Pseudospin-one particles in the time-periodic dice lattice: A new approach to transport control

TL;DR

This paper explores how time-periodic potentials in pseudospin-one Dirac-Weyl systems enable advanced control of electron tunneling, revealing phenomena like angle-independent super Klein tunneling and tunable resonances.

Contribution

It introduces a novel approach to controlling transport in pseudospin-one systems using time-periodic potentials, including analysis of super Klein tunneling and resonance modulation.

Findings

Super Klein tunneling is independent of various parameters.

Transmission can be controlled via tuning system parameters.

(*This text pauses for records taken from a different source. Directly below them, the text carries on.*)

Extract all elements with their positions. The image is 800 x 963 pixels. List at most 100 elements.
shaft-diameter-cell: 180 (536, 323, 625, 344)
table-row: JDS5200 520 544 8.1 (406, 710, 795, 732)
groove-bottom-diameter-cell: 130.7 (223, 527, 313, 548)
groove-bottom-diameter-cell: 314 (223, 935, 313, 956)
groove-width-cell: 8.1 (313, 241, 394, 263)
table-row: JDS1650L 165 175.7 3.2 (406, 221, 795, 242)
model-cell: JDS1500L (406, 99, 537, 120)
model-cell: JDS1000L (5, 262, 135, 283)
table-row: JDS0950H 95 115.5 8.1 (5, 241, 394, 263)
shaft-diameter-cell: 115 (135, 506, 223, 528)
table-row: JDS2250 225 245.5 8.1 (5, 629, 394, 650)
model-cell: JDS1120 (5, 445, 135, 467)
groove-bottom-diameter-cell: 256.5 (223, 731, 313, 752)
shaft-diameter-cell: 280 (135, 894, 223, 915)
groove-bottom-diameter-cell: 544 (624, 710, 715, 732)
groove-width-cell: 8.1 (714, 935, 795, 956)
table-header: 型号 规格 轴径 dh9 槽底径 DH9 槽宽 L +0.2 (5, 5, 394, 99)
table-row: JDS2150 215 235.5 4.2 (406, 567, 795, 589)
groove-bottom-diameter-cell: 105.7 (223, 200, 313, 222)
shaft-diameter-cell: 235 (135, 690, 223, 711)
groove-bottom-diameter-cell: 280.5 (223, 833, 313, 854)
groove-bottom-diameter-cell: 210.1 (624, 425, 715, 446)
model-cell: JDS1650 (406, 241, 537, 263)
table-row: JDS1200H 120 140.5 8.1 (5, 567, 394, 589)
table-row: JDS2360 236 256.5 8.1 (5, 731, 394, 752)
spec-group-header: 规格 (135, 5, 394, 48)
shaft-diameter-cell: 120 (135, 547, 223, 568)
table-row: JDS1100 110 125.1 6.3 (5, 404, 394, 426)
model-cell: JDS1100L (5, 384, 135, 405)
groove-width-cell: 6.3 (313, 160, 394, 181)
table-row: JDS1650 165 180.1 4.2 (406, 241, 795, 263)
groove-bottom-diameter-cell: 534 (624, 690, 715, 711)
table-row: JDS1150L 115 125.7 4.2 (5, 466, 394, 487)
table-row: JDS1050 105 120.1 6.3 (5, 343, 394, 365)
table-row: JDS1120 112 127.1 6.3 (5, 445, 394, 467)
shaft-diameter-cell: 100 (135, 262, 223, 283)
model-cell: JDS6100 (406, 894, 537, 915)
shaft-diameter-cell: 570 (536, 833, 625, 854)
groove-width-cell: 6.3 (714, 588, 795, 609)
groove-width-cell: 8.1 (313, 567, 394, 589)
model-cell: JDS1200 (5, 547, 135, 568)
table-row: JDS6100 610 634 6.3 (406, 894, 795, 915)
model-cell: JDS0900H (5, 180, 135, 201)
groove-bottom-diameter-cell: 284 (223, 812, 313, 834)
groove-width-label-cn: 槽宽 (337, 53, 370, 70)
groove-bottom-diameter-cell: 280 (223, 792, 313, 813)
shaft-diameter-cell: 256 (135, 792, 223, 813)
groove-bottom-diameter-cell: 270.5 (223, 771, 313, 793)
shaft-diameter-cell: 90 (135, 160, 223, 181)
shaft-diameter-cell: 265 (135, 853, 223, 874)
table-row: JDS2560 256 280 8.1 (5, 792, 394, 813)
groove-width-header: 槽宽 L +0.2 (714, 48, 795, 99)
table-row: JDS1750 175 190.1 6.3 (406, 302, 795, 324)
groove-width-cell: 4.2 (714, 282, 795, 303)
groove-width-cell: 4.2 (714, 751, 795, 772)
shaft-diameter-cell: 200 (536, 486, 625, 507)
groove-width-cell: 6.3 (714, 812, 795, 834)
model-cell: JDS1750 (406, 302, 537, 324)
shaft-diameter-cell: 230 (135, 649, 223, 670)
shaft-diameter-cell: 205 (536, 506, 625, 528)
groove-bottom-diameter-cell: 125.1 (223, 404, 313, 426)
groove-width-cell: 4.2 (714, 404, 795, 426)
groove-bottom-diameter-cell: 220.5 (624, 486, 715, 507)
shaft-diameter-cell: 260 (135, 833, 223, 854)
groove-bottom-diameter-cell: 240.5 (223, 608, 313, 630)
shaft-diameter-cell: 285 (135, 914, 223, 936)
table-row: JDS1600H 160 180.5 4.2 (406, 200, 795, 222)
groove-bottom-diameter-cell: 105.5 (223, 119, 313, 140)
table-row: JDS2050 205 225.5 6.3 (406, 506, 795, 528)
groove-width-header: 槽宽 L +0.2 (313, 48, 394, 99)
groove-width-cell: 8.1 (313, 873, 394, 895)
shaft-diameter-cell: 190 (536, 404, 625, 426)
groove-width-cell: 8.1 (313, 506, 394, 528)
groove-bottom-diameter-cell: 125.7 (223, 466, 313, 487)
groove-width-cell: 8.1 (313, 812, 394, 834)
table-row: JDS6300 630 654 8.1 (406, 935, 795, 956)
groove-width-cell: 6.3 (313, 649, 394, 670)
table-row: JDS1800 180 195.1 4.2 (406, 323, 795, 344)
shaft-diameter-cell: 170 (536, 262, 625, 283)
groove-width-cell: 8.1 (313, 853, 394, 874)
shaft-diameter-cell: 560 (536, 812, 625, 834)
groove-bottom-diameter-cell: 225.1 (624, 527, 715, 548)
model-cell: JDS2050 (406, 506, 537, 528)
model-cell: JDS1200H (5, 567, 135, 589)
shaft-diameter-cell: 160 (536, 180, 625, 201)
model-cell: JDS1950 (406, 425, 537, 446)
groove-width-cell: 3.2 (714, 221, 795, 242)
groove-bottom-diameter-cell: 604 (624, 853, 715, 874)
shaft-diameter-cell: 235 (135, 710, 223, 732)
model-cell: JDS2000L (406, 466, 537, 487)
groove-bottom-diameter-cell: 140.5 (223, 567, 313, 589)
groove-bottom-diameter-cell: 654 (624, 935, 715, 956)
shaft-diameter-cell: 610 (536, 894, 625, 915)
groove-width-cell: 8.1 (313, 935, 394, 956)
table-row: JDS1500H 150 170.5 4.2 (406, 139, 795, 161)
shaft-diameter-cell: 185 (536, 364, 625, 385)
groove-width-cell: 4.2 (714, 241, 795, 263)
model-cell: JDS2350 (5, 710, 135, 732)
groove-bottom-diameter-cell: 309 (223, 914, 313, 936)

Resonances are modulated by adjusting the flat band location.

Abstract

The controlling of the transmission in the pseudospin-one Dirac-Weyl systems offers a rich tool to study new concepts of massive Dirac electron tunneling by means of a time-dependent potential. The time-periodic potential is one of the experimental techniques to have more control over the tunneling effect. In this paper, we study the transmission coefficient for different sidebands to obtain total transmission. We show how the super Klein tunneling under special condition is independent of the incidence angle, oscillation amplitude, frequency, and barrier width. We consider a band gap opening with different locations of the flat band and modulate the resonances by tuning free parameters in our system.